While OpenSnow has established itself as a reliable source of winter weather predictions, mountain forecasting almost always presents unique challenges. Local knowledge and experience can go a long way in better forecasting, and this benefits regions like Colorado and Utah where OpenSnow has forecasters on the ground. But the organization also produces snowfall predictions for ski resorts in Europe, Canada and Japan, relying almost solely on weather model data. Gratz notes that even over the last nine years, weather models have greatly improved as researchers have refined model physics and parameterizations, and higher resolution runs have become possible. “Because of the higher resolution ensembles, we’re able to take some of the ensemble data and weight it a little more than the operational runs, which try to smooth out the peaks and valleys. So while we may miss out on some of the extreme events, what we’re not going to do, hopefully, is come up with big misses. Like telling someone it’s going to snow a foot and then 6 hours later drop that forecast down to 2 inches,” says Gratz, adding with a laugh, “Because that really makes people mad, me included.”

Looking forward, the future of mountain ski resorts is uncertain in the face of climate change. Organizations such as Protect Our Winters and the National Ski Areas Association (both headquartered in Colorado) currently work to educate outdoor enthusiasts about the threat of climate change. Increasing temperatures in mountain regions could potentially decrease snowpack levels and ski season length, placing ski resorts at economic risk. Referring to the impact of climate change on powder days, Gratz says, “People ask me a lot about this. The answer, like most things, is multi-faceted. One, ski areas are expanding into summer sports, which is intelligent beyond climate change because it’s better to have a 12-month business than a 6-month business… Two, I share with people locally, looking at climate change studies and weather stations, that temperatures have gone up, but there’s really no trend in precipitation here in Colorado. But with increased temperatures and equal precipitation we can make reasonable assumptions that potentially you would get more rain in the shoulder seasons [generally late spring and fall], or at least potentially earlier snowmelt and more drought when it’s warmer with more evaporation.”

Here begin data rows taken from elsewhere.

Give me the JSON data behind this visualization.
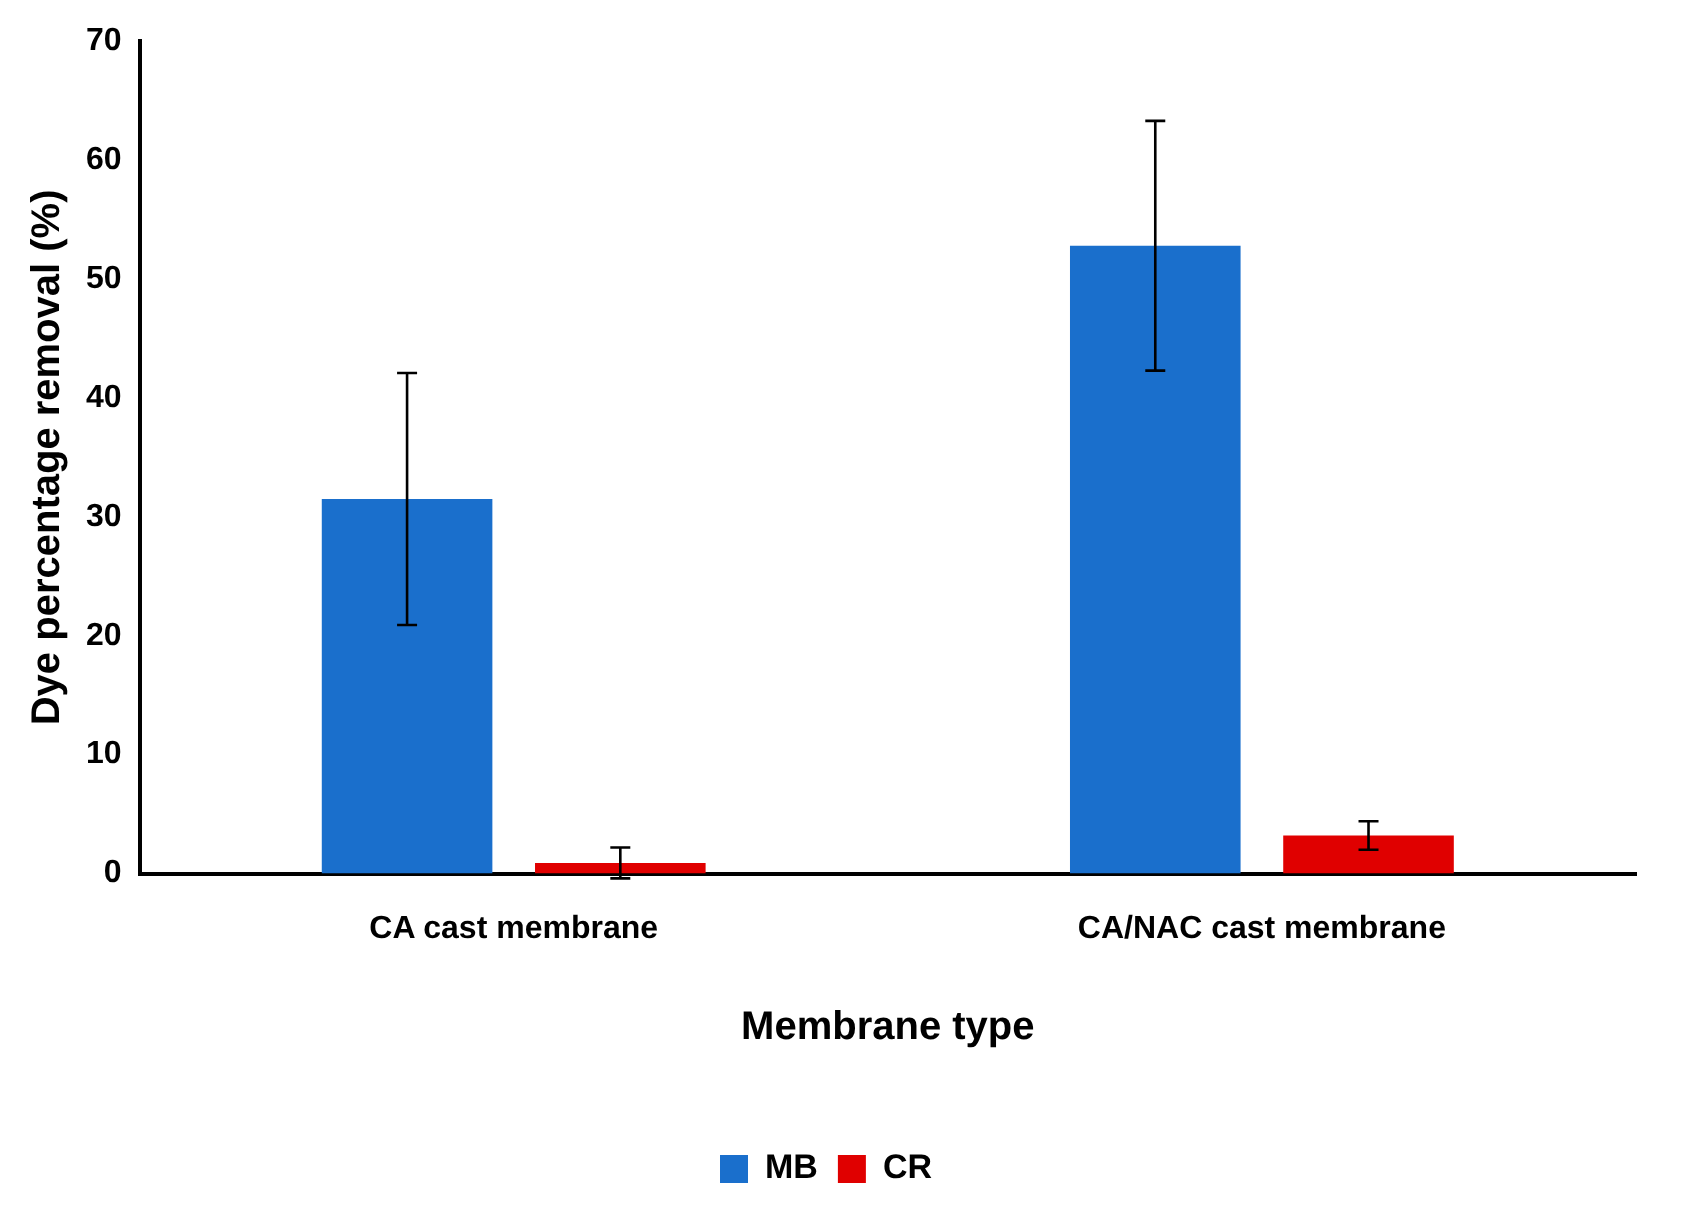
{
  "chart_data": {
    "type": "bar",
    "xlabel": "Membrane type",
    "ylabel": "Dye percentage removal (%)",
    "categories": [
      "CA cast membrane",
      "CA/NAC cast membrane"
    ],
    "series": [
      {
        "name": "MB",
        "color": "#1a6fcc",
        "values": [
          31.5,
          52.8
        ],
        "errors": [
          10.6,
          10.5
        ]
      },
      {
        "name": "CR",
        "color": "#e00000",
        "values": [
          0.9,
          3.2
        ],
        "errors": [
          1.3,
          1.2
        ]
      }
    ],
    "ylim": [
      0,
      70
    ],
    "yticks": [
      0,
      10,
      20,
      30,
      40,
      50,
      60,
      70
    ],
    "grid": false,
    "legend": "bottom"
  }
}
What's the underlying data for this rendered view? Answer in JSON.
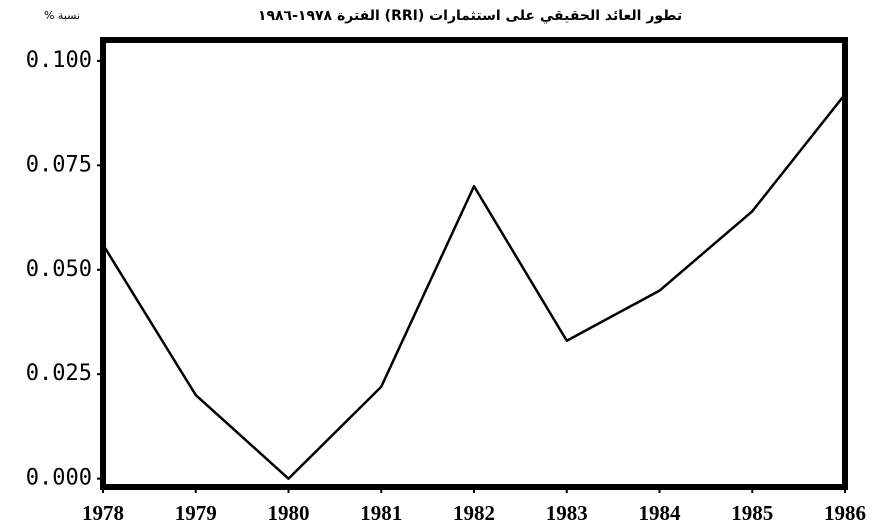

Gratz explains that the ski industry has a particularly complicated relationship with greenhouse gas emissions, since its activities often contribute to the problem. “I have a personal qualm about this because all of us skiers are getting in our cars and driving all over the place to go chase powder,” says Gratz. “Some of us are riding in snowcats to go chase powder, some of us are getting in helicopters to go ski powder, a lot of us are flying all over the world to go ski powder. I mean, I’m one of them - I went to Japan last year and it was awesome - so I have a personal difficulty lecturing people about what to do.”

Feeling caught in a tough position, Gratz skirts around the reprimands and sticks to educating skiers about observable trends in the mountains. On any given day, his role is part scientist, part businessman and part communicator - a balance that he developed during his time as a master’s student at CSTPR. “I was able to continue to focus on science, but be exposed to policy and be exposed to business and be exposed to people who were trying to integrate a lot of those things,” says Gratz of his time at CSTPR. “So I wasn’t pigeonholed into creating a better equation. I wasn’t pigeonholed into just writing policy briefs. I wasn’t just doing financial analysis. It kind of allowed me to do it all and throw it all together. And for me that’s exactly what I wanted, and effectively what I do every day.”